On June 12, 1899, Blenk was appointed bishop of Puerto Rico. Before he left for that post, however, the island was struck by a terrible hurricane and Blenk raised $30,000 to take with him to aid members of his new congregation who were victims of the storm. While he was there, Blenk founded a college, several schools and convents.
During his time as archbishop of New Orleans, Blenk was influential in improving Catholic education in the area. While he insisted that a parochial school should be established in each parish, he also continued segregation in Catholic schools.
Blenk worked for the restoration of St. Louis Cathedral, pledging an insurance policy worth $5,000 to the campaign to raise money for this purpose. He also organized the Louisiana State Federation of Catholic Societies in 1908, The Catholic Societies of Women of Louisiana in 1911, the Knights of Peter Claver at Opelousas in 1912 and the Catholic Women's Club in 1916.

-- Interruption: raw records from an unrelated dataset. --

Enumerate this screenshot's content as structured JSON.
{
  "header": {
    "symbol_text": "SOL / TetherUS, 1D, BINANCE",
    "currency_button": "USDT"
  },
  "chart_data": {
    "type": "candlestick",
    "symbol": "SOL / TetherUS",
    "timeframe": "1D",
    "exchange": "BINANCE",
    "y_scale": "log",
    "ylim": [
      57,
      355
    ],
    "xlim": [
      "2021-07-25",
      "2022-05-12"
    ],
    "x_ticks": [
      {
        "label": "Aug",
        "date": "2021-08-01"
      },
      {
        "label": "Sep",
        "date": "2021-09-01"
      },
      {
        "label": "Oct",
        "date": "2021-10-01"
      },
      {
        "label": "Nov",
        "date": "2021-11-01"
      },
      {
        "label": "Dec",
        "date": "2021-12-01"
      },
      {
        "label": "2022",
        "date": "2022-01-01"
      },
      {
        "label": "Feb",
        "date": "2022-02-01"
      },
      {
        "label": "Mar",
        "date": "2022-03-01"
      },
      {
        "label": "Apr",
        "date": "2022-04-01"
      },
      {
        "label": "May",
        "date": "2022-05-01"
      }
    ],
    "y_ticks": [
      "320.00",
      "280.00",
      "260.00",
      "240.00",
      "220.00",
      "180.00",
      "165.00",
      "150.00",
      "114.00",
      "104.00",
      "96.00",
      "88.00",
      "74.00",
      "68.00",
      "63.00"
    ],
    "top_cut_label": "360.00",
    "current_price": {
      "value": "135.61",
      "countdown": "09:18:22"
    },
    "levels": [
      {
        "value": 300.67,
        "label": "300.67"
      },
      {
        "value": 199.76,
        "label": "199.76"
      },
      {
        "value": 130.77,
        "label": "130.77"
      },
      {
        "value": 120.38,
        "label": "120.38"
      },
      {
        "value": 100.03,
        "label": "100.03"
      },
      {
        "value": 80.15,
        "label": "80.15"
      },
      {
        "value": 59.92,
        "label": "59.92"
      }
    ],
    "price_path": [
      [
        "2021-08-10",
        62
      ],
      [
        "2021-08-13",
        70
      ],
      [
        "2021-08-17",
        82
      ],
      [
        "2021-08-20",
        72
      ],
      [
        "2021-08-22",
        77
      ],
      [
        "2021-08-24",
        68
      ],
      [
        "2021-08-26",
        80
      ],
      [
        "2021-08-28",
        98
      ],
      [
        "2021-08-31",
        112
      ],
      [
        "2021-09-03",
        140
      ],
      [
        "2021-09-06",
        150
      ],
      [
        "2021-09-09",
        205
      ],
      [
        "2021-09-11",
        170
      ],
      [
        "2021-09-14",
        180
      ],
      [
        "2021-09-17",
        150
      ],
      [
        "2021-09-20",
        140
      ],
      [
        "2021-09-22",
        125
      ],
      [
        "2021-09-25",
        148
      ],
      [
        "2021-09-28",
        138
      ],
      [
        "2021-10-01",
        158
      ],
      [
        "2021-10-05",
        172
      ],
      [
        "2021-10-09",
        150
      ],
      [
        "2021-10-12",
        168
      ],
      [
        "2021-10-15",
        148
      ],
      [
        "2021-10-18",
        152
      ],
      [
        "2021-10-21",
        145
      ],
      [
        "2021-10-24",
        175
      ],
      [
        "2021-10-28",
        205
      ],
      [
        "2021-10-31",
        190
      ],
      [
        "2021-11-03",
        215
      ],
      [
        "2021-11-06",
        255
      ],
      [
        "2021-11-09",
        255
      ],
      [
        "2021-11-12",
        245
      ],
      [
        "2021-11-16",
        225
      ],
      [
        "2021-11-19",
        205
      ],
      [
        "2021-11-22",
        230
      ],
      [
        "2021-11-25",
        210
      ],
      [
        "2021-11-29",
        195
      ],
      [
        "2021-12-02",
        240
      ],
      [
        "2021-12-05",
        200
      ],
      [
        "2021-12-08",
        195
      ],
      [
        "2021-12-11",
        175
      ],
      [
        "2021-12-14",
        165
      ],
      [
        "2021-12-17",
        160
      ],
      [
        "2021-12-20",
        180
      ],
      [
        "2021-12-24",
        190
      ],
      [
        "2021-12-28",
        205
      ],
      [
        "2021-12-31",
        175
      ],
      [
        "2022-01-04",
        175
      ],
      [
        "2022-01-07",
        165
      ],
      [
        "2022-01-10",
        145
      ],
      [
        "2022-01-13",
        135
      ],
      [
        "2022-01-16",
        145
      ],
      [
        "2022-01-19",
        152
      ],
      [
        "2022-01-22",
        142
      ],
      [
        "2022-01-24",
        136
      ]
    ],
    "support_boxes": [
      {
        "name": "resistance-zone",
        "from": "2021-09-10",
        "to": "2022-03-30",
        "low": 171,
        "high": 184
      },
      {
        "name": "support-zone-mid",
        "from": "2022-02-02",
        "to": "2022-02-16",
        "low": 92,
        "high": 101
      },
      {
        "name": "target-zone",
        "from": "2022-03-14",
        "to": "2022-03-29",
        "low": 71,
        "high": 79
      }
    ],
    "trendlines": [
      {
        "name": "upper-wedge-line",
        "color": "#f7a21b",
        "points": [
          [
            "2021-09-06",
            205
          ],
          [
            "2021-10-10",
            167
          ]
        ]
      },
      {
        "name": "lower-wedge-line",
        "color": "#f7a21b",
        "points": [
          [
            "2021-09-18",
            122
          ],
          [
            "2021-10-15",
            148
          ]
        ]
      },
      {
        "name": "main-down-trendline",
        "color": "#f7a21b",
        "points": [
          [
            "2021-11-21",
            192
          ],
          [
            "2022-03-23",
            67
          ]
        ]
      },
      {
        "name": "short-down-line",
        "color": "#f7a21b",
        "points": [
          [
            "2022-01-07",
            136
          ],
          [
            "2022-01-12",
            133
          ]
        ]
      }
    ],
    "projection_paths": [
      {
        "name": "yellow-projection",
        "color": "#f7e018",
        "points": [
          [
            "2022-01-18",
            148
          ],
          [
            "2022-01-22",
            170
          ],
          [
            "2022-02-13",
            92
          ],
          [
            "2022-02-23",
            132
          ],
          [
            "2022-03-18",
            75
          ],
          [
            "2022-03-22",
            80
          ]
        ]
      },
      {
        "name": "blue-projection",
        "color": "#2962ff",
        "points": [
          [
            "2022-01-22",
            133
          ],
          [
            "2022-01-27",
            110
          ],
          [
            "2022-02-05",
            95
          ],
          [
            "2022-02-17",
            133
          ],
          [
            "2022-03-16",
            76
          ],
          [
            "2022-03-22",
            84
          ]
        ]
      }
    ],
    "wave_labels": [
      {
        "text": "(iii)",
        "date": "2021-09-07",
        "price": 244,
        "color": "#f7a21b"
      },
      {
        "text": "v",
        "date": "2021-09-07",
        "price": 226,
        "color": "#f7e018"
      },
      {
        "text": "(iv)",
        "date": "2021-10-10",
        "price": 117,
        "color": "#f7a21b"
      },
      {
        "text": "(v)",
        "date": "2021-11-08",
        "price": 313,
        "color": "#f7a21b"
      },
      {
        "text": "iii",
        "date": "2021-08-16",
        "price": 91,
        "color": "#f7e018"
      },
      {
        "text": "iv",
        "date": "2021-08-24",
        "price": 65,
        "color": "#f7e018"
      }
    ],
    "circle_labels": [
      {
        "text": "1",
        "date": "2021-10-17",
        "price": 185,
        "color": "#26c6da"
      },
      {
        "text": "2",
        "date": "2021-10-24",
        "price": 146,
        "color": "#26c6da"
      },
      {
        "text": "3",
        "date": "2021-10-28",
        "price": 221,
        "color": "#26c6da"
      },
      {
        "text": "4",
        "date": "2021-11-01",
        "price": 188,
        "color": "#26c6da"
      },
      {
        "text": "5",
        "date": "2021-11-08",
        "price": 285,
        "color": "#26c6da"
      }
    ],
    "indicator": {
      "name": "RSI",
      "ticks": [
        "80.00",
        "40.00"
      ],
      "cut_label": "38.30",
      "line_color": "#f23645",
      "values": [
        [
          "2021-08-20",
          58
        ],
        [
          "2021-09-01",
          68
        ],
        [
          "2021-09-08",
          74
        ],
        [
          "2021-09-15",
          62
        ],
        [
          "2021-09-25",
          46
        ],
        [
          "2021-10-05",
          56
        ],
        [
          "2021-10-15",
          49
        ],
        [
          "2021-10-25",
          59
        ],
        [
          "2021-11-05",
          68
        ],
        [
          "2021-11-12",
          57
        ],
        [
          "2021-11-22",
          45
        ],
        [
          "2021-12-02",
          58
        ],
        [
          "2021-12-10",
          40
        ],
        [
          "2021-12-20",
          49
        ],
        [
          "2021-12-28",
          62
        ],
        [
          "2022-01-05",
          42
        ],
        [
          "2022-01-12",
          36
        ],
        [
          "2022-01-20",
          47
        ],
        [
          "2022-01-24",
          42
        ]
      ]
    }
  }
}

Two events clouded Blenk's final years: the 1915 hurricane that caused widespread devastation to south Louisiana, and the outbreak of World War I.
Blenk wanted to leave bequests to many charitable institutions, but when he died on April 21, 1917, he was almost penniless. His estate amounted to about $500 after funeral expenses. His funeral at St. Joseph's Church on Tulane Avenue, however, was one of the largest ever held in the city. Like other archbishops before him, Blenk was buried under the main altar in St. Louis Cathedral.
Upon his death, The Times-Picayune wrote, "Catholics will mourn the great churchman and prelate; Protestants will mourn the great champion of truths which all Christians hold in common; agnostics will deplore the passing of a model citizen."
In 1962, a school honoring Archbishop Blenk opened on Gretna Boulevard on the West Bank. Forty-six years later and after much protest, the all-girls school merged with Immaculata High School (in Harvey) to form a new West Bank Catholic high school for girls called Academy of Our Lady.